К этому перечню можно добавить распространение социальных расследований; развитие гражданской журналистики (пресса НКО, блогосфера); интенсификацию социального проектирования (гражданские инициативы, осуществляемые при непосредственном участии СМИ, благотворительные проекты и волонтерские программы); развитие корпоративного взаимодействия (конкурсы и специальные акции, образовательные программы в вузах). Основным результатом развития гуманитарной проблематики стал сам факт ее утверждения в информационном поле, признание ее легитимности, стремление уравнять в правах с другими тематическими направлениями.
Распространение в практике СМИ новых коммуникативных стратегий существенно изменило медийный ландшафт. Стало заметно, что пресса формирует информационное пространство, отражающее социальную сферу, человек и его жизнь перемещаются в центр информационных процессов. Это и означало, что в системе средств массовой информации заявила о себе новая область профессиональной журналистской деятельности – социальная журналистика, взявшая на себя заботу о развитии человека и сферы его повседневного бытия. Нарастив объемы публикаций, освоив профессиональные стандарты качества, обретя творческое своеобразие, социальная журналистика продемонстрировала свою готовность к тому, чтобы стать площадкой для выработки новых социальных технологий, и стала отстаивать эту свою позицию3 (Бережная, 2005; Севортьян (сост.), 2005; Новиков, Старостенков (ред.), 2008). Если обратиться к языку обществоведов, рекомендовавших для преодоления экзистенциального кризиса переходного периода «доступные обществу схемы интерпретаций: как именно понимаются и объясняются новые состояния, ставшие предметом чувств, переживаний, действий, дискуссий» (Штомпка, 2008: 475), то мы можем утверждать, что объясняющие схемы в российских СМИ не всегда были достаточными, но общество, пережившее социальную аномию 1990-х гг., смогло обрести «цивилизационную компетентность» и двигаться дальше, к устойчивому развитию.

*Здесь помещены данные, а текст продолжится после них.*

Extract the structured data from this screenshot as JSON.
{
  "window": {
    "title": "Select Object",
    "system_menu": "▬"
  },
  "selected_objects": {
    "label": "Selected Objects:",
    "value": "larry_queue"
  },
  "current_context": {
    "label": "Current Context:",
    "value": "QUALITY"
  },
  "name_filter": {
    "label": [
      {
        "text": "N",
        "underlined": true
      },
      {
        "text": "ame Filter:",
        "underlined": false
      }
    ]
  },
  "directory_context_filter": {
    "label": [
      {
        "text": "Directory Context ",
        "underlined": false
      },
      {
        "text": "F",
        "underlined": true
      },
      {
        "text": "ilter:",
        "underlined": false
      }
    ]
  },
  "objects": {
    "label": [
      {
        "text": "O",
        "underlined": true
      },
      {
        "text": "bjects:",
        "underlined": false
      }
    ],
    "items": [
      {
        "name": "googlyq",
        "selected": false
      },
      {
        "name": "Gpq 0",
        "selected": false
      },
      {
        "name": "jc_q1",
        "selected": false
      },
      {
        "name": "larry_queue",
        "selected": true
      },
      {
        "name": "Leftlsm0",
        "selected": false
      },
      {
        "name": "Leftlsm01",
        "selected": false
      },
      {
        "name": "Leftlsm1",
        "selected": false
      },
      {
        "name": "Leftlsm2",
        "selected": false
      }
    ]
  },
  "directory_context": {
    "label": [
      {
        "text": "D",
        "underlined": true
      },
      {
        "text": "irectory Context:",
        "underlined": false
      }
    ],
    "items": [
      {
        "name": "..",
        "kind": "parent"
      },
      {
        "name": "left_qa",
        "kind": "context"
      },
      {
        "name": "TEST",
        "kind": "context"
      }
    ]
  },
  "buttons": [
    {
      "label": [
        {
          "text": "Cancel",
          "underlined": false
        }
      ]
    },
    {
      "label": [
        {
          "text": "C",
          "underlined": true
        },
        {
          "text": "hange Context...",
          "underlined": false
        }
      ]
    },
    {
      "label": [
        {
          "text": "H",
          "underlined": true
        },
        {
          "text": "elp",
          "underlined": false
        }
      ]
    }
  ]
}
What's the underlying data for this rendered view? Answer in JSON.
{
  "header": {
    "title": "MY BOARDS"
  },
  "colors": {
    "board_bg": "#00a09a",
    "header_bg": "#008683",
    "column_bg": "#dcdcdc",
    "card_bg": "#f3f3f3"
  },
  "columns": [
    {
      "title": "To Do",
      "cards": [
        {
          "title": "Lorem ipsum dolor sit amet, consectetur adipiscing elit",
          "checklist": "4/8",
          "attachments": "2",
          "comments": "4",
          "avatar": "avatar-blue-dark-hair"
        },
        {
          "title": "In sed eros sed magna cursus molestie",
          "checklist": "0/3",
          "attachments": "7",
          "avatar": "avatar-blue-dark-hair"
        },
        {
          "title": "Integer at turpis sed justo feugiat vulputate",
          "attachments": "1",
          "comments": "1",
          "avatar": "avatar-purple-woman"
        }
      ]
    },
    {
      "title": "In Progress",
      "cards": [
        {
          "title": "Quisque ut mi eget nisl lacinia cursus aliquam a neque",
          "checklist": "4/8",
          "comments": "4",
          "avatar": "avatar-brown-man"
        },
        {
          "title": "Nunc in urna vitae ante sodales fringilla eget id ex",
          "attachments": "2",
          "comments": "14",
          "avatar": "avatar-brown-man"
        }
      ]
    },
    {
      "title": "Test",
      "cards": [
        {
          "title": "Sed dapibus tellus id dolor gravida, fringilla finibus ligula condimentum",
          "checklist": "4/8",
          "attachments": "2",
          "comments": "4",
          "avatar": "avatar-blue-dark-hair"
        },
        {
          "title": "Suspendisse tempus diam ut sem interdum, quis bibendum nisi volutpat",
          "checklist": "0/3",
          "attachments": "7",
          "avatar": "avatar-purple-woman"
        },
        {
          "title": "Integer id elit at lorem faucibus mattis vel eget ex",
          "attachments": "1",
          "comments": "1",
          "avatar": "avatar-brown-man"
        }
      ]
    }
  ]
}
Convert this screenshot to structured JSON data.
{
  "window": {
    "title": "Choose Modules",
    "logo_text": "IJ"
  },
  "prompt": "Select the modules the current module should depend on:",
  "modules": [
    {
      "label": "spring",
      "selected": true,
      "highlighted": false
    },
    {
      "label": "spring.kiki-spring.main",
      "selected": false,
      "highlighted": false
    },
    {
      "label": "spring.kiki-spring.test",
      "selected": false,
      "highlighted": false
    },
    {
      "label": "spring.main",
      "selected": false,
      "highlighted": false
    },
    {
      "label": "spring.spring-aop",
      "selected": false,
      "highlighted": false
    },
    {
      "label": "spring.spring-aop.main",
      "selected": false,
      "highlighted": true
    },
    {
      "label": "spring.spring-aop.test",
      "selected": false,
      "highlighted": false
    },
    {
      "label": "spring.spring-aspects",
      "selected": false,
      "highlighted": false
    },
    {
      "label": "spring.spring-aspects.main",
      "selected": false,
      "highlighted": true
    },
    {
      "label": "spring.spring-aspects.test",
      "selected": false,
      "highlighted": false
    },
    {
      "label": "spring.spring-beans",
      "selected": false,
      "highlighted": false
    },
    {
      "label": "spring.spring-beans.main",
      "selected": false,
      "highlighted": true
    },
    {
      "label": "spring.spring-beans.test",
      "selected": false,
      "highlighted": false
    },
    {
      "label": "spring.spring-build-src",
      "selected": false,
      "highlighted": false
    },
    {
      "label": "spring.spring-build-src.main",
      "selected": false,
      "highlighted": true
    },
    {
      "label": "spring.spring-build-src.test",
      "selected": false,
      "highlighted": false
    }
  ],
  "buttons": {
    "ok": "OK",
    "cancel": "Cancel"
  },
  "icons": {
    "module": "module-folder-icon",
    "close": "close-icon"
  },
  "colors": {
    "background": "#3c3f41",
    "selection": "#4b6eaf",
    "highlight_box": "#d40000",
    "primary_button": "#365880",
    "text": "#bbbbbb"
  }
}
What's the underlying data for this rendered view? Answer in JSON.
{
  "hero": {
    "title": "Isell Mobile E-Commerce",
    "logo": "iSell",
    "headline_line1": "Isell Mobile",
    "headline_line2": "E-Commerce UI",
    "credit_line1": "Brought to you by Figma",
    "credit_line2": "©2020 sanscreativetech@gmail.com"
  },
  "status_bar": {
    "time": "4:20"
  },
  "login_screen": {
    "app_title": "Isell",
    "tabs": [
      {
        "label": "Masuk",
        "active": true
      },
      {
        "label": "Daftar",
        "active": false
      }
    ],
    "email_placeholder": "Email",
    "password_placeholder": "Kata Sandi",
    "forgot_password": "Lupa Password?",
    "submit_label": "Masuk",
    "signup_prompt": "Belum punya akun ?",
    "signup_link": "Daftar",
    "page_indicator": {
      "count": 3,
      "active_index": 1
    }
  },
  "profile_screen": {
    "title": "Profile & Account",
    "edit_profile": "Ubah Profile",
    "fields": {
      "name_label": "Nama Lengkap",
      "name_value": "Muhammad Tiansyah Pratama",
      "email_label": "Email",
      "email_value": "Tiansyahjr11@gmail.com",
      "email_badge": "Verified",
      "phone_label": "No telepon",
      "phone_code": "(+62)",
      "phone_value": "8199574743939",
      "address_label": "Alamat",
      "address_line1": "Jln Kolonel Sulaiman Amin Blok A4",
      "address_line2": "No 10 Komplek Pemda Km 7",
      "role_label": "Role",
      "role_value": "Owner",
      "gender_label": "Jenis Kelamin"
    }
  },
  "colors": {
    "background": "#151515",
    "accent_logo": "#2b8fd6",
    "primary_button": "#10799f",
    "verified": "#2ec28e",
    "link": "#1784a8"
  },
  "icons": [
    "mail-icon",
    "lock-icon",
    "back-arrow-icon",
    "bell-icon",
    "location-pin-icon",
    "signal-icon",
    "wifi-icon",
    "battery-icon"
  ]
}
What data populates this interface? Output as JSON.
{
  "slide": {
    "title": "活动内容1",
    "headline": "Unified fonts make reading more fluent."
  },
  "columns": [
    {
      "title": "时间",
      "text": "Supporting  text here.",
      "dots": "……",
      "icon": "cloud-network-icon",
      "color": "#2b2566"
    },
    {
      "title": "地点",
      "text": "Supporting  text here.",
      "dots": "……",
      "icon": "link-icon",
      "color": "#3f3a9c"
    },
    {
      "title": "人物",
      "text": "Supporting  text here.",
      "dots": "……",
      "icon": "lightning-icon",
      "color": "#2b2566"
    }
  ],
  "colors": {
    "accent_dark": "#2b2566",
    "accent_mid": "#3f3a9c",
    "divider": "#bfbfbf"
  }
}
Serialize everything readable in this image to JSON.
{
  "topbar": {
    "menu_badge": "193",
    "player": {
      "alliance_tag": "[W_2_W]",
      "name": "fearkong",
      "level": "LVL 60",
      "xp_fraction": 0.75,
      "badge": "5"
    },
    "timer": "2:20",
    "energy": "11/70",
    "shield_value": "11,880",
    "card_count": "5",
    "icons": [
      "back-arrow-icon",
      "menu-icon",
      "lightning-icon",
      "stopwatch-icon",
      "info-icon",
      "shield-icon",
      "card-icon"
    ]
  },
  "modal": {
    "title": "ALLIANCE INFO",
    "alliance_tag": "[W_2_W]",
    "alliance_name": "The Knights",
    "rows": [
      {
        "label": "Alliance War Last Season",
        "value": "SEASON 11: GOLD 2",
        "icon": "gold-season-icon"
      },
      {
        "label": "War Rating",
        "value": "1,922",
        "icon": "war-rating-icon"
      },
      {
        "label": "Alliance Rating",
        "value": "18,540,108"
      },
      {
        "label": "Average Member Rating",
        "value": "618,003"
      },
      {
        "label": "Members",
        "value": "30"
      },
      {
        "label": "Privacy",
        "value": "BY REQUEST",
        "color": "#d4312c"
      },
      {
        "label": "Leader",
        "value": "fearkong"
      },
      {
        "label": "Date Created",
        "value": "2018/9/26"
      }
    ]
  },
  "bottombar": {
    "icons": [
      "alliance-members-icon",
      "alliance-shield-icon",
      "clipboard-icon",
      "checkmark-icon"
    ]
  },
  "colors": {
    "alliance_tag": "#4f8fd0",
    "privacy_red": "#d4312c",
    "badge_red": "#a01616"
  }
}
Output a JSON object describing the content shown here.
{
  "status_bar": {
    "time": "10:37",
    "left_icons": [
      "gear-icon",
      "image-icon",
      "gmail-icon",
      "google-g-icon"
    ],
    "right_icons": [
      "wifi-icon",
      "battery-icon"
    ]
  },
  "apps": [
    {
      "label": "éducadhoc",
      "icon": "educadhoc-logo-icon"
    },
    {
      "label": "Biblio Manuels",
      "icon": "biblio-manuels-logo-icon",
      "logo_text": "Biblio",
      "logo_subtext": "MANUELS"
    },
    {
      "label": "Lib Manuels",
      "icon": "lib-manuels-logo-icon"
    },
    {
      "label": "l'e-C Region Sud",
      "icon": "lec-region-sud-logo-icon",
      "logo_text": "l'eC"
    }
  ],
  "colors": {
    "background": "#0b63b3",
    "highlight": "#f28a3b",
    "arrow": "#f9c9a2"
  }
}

Не все из названных коммуникационных стратегий сохранились в начальном виде; отчасти наметилось нарастание некоторых негативных тенденций, опять-таки в русле коммерциализации: снижение проблемности в аналитических по замыслу телешоу, нагнетание в них псевдоконфликтности и драматизации, стремительное размножение программ, эксплуатирующих «частный» интерес в далеких от профессиональной этики формах; очевидная постановочность целого ряда сюжетов; вымывание просветительского контента; сокращение проблемных и критических тем в новостном потоке; прекращение деятельности ряда интересных журналов по экономическим основаниям; потоки буллинга в Сети по отношению ко всем и вся. Сокращение тиражей прессы, сохранившей качественный контент в большей по сравнению с другими СМИ мере, также сказалось на общем состоянии медиаконтента и его гуманитарной составляющей. Отдельно отметим нарастание серьезных проблем в локальной прессе, закрытие районных газет, усилившееся давление на тех, кто еще держится на плаву. Понятно, что частично эти потери компенсированы бурным развитием цифровых коммуникаций, однако не все они могут быть признаны полноценными и достаточными; далеко не всегда «цифра» сразу же, вытеснив аудиторию серьезной качественной прессы в виртуальную реальность, могла предоставить ей достойную замену. Здесь уместно повторить, что не всякий гуманитарный контент гуманистичен, а значит, ценен и полезен аудитории: по предмету он может быть вполне «социальным», а по сути античеловечным, псевдогуманным – «попсой» (если позволить себе разговорное обозначение), с далеко не безобидными для аудитории последствиями.
Вторая половина 2010-х – 2020-е гг. Обращаясь к сегодняшнему дню, мы считаем логичным выделить не только новые реалии и тенденции, но и подвести итог всему двадцатилетнему (или немногим больше) периоду развития современной социальной журналистики, а также ее взаимодействию с медиаконтентом в целом.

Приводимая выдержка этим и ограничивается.